Via TorrentFreak:
Two weeks ago OpenBitTorrent and PublicBitTorrent, the two largest BitTorrent trackers on the Internet, went on strike. The trackers protested BitTorrent Inc.’s unresponsiveness to a protocol improvement proposed by Pirate Bay co-founder Fredrik Neij. Soon after the news broke the BitTorrent developer team sprung into action to address the issue, and as a result the tracker operators have confirmed to TorrentFreak that they will restart their services within a week. [As of this posting, though, I'm seeing both of them still offline.]Read the rest of the article here.
OpenBitTorrent (OBT) and PublicBitTorrent (PBT) are two non-profit BitTorrent trackers running on the beerware licensed Opentracker software.

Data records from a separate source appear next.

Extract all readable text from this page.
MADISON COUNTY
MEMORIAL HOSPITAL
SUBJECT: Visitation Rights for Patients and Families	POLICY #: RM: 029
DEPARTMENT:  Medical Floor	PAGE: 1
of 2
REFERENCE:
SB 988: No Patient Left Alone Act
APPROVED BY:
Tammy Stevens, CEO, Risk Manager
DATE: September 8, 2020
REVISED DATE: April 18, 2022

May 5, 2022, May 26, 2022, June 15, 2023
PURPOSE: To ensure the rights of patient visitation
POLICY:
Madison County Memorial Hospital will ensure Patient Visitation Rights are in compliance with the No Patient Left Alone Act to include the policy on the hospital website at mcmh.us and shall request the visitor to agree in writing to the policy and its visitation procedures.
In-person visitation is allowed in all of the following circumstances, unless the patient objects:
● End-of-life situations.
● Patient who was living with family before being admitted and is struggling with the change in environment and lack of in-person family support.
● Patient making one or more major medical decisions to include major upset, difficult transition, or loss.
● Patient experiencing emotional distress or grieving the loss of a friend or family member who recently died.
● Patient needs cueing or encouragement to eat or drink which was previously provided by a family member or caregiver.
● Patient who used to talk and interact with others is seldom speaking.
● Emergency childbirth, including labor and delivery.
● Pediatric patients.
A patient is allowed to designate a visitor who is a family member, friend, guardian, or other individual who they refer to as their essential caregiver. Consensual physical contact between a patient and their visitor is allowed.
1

Neither tracker hosts torrent files, but they do coordinate the downloads of millions of BitTorrent users every day.
Considering the high volume of requests the two trackers have to deal with, one can presume that they have pretty significant bills to pay at the end of each month. Both OBT and PBT therefore abandoned TCP support last year and became UDP-only trackers.
However, since many users kept adding HTTP addresses to their torrents, and because many old torrents also still list these, both trackers became overloaded with resource intensive HTTP requests.
To address this issue, Pirate Bay co-founder Fredrik Neij submitted an official proposal to the developer forum which is operated by uTorrent’s parent company BitTorrent Inc. His solution was to create special DNS entries where tracker owners can specify what traffic they allow and what not.
The operators of OBT and PBT welcomed this request, but weeks went by without even a single comment on the proposal. In protest, the two largest BitTorrent trackers decided to strike and go offline.